My personal view is that they should concentrate on the post-trade consolidated tape rather than pre-trade. And we’ve said this to regulators. Post trade is where most people will get bang for their buck. We discuss these issues in our report.

The post-trade consolidated tape should be able to show, for example, the volume in Vodafone, between 10 o’clock and 11 o’clock, and if you asked ten brokers, you’d get the same number. That’s hugely important because if you asked that question today, you’d probably get eight or nine different answers.

And it will need to happen on both sides of the channel. It’s one of the major focuses for the EU, and the UK’s wholesale review also made it clear that they want to see a consolidated tape, although they’re not clear on whether it should be publicly or privately run.

We’re at the point now where it’s more likely to happen than it ever has been. There’s a real push now. But what should be included? Regulators need to start in a manageable way and not try and bite off more than they can chew, just keeping it to what is on-exchange addressable and non-addressable liquidity for vanilla single stocks. Otherwise, they will still be going through this for many years to come.

If they start going down the pre-trade route, it’s going to take a lot longer to do. And then what you’re potentially going to have is an arbitrage of those using the consolidated pre-trade tape and those building their own. That’s not what the industry is asking for. Post-trade is, and it would fix a lot of issues around analysing where the liquidity is. What did I participate in? What did I not? What liquidity did I miss? Being able to see that and have proper metrics around participation rates would help massively, that’s where the need is.

Another topic discussed in your report was the suggestion for new types of trading venues for small & mid-caps. What might those venues look like and how would they fit into the overall trading landscape?

I haven’t seen any specific proposals, but we actually do a lot of small and mid-cap trading on our platform, mid-cap in particular. It’s somewhat of a sweet spot for us because it’s often those hard to trade names where people are looking for liquidity.

I expect what they’ll be doing with these SME venues will be more around incentivization of liquidity, trying to create some kind of space for the different liquidity providers to come in, rather than it just being asset manager to asset manager. A more appealing place for market makers and new issuers to come together.

That could be through a different fee structure, or providing some kind of incentives around how you interact with other participants.
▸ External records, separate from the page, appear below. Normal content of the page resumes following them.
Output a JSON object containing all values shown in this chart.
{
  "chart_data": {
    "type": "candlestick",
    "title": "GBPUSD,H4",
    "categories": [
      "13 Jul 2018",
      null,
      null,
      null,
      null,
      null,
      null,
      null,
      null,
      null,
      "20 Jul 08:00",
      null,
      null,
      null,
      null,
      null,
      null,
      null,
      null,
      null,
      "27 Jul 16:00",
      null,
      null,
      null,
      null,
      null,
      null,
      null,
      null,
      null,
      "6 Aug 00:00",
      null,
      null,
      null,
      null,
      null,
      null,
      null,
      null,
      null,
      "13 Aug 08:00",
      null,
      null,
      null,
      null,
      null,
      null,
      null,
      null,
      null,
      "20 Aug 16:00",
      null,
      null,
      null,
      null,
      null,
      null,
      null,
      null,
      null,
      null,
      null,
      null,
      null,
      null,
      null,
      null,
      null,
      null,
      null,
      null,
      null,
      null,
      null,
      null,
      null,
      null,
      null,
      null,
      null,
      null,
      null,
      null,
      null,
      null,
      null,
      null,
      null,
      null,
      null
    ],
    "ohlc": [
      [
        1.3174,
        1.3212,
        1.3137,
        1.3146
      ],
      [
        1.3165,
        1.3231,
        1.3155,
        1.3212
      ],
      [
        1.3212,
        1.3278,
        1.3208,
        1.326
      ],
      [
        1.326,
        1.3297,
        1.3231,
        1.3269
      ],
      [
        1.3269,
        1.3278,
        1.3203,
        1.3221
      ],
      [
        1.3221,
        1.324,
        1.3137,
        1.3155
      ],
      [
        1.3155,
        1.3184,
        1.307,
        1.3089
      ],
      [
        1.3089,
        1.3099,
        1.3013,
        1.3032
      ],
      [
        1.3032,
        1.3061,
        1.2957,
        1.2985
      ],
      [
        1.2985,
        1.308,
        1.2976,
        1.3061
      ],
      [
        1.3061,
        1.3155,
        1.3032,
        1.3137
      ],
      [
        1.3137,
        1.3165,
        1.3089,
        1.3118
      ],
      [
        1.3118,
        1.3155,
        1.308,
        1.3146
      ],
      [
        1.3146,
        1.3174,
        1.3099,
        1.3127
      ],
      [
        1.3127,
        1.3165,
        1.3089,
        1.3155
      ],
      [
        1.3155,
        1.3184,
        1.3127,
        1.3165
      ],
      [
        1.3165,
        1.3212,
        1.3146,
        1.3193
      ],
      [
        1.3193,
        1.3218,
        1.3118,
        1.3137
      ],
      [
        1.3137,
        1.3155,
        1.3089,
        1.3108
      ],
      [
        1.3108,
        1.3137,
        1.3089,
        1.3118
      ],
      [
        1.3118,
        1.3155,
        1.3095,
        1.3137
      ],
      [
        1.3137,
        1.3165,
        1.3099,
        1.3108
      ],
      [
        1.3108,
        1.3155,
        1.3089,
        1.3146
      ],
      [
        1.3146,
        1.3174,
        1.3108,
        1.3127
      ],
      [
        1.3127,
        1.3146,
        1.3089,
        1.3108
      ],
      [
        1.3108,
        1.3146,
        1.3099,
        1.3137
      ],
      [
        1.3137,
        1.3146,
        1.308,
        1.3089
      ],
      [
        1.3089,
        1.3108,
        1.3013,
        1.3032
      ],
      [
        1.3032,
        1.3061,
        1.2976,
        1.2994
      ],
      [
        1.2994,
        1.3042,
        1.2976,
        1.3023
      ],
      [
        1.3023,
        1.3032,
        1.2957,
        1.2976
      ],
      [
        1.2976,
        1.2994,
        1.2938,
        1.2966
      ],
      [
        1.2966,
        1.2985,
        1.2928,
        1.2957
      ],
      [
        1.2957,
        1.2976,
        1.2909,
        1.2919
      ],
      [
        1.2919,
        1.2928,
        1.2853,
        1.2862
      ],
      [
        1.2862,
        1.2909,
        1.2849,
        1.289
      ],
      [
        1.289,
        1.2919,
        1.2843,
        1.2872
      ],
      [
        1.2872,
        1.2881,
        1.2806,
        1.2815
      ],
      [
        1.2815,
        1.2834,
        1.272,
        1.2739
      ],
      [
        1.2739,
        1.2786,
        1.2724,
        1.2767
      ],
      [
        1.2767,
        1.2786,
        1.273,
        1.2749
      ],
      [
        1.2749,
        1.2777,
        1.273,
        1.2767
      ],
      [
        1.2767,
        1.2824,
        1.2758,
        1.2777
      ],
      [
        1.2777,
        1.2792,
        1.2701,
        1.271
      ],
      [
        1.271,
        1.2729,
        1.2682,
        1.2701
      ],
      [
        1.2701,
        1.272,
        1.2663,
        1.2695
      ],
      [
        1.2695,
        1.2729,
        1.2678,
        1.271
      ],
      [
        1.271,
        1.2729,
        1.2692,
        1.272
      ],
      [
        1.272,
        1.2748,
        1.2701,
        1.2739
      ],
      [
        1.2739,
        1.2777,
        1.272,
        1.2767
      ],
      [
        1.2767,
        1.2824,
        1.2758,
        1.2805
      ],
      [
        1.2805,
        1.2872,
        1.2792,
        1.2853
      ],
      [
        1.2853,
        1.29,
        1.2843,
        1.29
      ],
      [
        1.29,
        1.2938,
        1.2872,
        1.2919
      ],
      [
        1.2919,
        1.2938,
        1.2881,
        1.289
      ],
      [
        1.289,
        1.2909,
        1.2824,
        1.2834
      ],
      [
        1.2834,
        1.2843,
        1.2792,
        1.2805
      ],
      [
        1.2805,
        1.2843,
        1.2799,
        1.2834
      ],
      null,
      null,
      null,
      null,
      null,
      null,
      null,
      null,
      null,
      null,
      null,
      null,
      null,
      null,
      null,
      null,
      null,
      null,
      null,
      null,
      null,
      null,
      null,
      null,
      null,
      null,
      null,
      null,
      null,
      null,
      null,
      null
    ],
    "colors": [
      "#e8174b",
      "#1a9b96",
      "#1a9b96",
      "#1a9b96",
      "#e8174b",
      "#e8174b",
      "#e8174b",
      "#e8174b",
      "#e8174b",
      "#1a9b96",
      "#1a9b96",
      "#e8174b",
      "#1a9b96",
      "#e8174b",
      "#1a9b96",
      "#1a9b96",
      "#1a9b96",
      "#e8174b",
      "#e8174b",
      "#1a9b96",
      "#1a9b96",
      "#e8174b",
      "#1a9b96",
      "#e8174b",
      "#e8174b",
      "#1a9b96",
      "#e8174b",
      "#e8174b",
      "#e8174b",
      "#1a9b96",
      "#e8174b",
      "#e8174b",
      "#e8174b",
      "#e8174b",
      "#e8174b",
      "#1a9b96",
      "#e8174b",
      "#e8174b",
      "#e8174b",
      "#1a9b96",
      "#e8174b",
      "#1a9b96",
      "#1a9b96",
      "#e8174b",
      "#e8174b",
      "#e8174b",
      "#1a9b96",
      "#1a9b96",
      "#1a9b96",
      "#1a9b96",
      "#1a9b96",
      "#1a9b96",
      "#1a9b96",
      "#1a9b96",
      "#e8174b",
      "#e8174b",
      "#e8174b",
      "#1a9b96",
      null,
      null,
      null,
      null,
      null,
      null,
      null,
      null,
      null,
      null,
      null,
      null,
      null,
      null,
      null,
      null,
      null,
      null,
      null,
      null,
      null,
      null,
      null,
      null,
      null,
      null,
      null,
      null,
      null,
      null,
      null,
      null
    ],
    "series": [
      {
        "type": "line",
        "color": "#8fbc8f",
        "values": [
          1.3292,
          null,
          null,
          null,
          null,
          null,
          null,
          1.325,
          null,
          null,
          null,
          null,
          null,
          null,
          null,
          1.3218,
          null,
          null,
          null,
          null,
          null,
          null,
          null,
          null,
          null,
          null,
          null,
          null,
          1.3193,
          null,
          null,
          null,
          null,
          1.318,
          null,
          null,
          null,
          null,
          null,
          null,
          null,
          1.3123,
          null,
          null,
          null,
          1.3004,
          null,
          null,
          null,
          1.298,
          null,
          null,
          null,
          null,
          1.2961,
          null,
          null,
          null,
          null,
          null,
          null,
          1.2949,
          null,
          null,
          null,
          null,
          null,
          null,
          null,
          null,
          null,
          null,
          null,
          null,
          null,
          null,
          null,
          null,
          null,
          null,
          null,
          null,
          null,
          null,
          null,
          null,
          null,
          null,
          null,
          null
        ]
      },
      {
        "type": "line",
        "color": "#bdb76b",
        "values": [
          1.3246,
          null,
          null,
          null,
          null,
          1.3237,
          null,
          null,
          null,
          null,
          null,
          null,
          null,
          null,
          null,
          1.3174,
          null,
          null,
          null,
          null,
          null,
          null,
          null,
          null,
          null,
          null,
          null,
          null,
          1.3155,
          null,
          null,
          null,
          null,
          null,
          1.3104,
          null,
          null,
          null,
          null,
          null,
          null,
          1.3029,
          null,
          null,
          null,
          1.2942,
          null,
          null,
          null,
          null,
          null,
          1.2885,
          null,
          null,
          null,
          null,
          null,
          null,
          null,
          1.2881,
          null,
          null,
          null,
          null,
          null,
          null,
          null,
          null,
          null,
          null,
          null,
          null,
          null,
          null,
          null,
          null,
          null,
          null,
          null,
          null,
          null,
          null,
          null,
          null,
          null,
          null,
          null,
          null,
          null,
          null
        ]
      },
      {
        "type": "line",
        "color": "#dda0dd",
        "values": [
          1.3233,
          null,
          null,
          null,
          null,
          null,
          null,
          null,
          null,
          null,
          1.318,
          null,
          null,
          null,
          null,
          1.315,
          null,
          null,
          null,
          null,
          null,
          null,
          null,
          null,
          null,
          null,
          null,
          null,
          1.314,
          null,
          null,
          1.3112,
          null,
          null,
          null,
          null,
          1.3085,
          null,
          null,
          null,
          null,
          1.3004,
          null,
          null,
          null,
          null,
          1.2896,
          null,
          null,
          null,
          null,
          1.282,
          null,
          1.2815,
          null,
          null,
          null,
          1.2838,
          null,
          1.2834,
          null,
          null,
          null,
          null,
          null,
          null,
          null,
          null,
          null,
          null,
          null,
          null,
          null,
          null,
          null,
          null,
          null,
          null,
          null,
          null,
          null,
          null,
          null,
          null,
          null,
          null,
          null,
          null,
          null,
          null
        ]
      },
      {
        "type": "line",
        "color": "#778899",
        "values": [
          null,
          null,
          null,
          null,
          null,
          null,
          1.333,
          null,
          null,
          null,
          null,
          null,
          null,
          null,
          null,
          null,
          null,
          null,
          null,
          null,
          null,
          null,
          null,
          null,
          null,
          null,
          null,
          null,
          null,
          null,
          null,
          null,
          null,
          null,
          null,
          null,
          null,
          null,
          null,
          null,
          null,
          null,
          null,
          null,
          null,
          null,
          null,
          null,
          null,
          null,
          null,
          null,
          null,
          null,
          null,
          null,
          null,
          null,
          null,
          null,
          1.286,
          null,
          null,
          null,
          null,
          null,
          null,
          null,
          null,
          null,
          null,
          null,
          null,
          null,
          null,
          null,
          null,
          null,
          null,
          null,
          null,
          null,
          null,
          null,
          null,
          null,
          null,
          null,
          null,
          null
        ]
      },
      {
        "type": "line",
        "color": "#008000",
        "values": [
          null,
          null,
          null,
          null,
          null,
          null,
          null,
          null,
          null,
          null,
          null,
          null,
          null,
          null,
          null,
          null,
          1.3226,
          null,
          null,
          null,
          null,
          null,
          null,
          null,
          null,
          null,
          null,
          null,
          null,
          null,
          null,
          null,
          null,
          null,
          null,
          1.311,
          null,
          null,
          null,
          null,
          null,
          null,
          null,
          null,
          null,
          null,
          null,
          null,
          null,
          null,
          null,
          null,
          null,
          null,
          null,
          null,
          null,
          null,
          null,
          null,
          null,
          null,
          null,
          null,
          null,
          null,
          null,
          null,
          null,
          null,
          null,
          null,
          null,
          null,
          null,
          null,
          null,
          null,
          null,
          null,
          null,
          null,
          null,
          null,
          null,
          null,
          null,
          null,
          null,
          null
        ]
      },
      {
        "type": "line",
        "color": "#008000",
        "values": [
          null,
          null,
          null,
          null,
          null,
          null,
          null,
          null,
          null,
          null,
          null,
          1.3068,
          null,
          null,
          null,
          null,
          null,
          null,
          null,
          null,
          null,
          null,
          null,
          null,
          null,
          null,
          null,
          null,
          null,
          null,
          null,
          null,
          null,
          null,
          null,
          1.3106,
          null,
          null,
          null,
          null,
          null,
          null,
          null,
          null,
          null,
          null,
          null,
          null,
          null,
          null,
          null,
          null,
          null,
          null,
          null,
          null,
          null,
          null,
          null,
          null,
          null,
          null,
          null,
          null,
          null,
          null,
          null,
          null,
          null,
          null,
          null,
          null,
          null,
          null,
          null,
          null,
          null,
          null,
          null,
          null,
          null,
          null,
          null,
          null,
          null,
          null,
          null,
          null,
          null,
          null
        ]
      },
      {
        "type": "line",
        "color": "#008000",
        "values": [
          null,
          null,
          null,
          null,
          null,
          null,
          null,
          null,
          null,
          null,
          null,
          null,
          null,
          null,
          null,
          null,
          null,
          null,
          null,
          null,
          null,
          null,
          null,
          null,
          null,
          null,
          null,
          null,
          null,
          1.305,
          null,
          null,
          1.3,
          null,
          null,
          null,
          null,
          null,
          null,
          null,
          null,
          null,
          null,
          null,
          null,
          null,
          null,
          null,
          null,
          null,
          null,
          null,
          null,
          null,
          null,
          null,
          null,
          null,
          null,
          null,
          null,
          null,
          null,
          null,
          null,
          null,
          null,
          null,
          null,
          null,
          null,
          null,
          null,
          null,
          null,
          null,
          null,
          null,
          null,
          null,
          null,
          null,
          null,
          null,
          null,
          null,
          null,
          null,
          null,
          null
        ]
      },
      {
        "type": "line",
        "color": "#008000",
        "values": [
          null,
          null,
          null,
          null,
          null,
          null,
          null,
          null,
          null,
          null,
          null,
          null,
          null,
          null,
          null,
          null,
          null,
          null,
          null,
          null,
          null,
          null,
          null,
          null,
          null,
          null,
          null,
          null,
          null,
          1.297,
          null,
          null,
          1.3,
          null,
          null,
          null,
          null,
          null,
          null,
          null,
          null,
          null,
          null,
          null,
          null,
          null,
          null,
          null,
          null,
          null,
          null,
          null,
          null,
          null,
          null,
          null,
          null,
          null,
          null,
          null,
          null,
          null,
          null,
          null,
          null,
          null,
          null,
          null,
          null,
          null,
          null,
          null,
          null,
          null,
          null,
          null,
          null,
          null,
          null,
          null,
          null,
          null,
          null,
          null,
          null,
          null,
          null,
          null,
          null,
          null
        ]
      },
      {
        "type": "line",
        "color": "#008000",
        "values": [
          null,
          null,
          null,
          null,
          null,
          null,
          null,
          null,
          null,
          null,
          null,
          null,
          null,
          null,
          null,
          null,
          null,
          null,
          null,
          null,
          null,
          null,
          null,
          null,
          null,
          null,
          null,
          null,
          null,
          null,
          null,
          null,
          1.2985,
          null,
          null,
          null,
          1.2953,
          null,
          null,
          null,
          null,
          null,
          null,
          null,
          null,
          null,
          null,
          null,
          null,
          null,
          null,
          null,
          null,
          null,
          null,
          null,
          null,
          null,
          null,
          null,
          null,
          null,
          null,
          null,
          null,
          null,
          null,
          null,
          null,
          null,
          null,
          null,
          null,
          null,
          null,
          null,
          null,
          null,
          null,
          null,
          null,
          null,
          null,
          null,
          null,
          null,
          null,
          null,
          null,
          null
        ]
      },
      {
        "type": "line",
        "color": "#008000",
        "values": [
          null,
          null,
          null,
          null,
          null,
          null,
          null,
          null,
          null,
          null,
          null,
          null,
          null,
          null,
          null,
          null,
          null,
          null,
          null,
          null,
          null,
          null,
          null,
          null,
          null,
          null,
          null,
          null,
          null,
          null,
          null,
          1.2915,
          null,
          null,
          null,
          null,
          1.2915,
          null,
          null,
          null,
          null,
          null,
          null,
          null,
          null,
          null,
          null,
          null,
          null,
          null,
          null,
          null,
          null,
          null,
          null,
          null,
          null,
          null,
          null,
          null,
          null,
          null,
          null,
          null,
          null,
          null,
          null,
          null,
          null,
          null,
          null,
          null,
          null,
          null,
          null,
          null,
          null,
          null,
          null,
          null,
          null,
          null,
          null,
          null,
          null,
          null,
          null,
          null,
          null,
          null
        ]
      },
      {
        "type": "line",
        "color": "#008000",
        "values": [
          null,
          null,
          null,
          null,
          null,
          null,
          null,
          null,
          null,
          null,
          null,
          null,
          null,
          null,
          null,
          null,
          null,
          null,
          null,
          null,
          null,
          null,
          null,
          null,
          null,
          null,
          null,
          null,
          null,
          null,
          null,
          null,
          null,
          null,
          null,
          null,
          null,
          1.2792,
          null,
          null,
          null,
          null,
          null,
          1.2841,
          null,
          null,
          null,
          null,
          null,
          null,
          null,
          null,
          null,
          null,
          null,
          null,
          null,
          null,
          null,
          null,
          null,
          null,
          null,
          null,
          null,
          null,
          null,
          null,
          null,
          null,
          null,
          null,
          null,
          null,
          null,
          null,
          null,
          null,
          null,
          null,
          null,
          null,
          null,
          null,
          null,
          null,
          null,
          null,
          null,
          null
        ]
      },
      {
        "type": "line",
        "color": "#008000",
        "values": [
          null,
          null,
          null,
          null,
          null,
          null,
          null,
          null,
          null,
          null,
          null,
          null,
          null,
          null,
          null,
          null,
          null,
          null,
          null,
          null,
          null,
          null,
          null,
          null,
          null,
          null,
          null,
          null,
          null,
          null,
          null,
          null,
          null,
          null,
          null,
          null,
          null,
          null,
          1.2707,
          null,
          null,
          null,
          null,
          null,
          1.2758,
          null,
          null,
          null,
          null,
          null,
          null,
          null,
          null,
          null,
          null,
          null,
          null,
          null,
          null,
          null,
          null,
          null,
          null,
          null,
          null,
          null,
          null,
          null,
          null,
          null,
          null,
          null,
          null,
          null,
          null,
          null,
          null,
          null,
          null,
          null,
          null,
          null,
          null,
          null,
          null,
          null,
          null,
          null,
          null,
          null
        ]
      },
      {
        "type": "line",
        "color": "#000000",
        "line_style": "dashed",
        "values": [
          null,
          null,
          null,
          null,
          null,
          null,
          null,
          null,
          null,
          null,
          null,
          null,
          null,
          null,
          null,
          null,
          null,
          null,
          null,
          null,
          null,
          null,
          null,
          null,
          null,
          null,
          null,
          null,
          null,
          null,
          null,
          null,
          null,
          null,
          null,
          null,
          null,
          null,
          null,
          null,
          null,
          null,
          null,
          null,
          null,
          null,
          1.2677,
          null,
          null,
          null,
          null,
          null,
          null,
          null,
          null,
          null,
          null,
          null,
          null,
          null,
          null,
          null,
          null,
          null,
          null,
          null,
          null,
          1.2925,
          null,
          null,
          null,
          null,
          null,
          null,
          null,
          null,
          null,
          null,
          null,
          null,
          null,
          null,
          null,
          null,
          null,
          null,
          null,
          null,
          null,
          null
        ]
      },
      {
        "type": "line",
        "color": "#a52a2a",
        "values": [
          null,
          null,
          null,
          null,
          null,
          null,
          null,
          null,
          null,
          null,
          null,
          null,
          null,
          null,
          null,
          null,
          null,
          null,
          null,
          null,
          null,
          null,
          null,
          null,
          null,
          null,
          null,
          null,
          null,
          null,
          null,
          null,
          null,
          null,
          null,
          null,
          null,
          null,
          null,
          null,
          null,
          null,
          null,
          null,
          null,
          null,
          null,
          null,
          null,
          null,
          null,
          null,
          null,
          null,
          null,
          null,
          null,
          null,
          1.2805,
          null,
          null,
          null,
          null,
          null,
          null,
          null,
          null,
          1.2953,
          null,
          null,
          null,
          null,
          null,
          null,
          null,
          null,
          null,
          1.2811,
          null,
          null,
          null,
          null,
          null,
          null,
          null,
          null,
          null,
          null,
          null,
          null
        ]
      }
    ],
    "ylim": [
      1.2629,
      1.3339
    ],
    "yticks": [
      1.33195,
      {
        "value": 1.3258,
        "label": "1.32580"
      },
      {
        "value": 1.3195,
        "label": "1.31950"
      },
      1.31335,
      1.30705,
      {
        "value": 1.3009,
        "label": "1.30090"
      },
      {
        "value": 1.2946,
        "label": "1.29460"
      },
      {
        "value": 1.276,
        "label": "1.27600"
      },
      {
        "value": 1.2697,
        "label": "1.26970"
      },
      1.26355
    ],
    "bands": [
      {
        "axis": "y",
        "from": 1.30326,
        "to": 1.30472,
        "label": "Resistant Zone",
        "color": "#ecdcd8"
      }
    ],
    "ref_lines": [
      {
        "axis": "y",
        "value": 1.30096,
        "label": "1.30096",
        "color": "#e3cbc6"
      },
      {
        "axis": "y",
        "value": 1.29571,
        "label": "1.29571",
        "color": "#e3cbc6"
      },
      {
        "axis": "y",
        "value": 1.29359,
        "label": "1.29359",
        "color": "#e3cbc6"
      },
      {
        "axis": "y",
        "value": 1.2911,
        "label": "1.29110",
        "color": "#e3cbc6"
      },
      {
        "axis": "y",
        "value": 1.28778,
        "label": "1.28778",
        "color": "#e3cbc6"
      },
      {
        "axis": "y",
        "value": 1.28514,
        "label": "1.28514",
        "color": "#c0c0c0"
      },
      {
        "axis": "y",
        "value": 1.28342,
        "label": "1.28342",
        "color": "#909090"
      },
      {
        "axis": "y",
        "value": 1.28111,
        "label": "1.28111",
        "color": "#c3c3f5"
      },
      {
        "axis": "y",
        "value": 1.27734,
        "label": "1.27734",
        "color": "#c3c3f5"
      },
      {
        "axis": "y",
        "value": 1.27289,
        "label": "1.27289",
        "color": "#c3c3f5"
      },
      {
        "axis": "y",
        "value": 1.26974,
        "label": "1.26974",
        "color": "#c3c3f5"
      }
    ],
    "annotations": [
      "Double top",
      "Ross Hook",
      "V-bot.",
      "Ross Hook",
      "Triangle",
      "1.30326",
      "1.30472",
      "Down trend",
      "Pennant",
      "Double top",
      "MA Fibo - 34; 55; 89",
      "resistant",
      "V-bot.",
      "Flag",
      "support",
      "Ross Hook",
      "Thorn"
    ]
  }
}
At the moment, you don’t necessarily want to interact with a market maker on a dark MTF in a small or mid cap because you don’t know what’s happening there, so you go down the sales trader route, and that can lead to is information leakage. But in terms of the mechanism, I’m not really sure which way they’re going to go.

Finally, how has the cost of trading changed since Brexit?

Trading volumes and volatility levels seem to be back now to where they were pre-pandemic. As a result, spreads have narrowed, and the cost of trading has reduced, compared to this time last year.

Those levels came back a lot quicker than we thought they would. When we were looking at this back in June and July last year, we had a look at what happened to the VIX after 2008/2009, and it took almost four years to get back to normal levels, whereas this time, we have a much sharper return to lower volatility levels. That’s been quite interesting to see.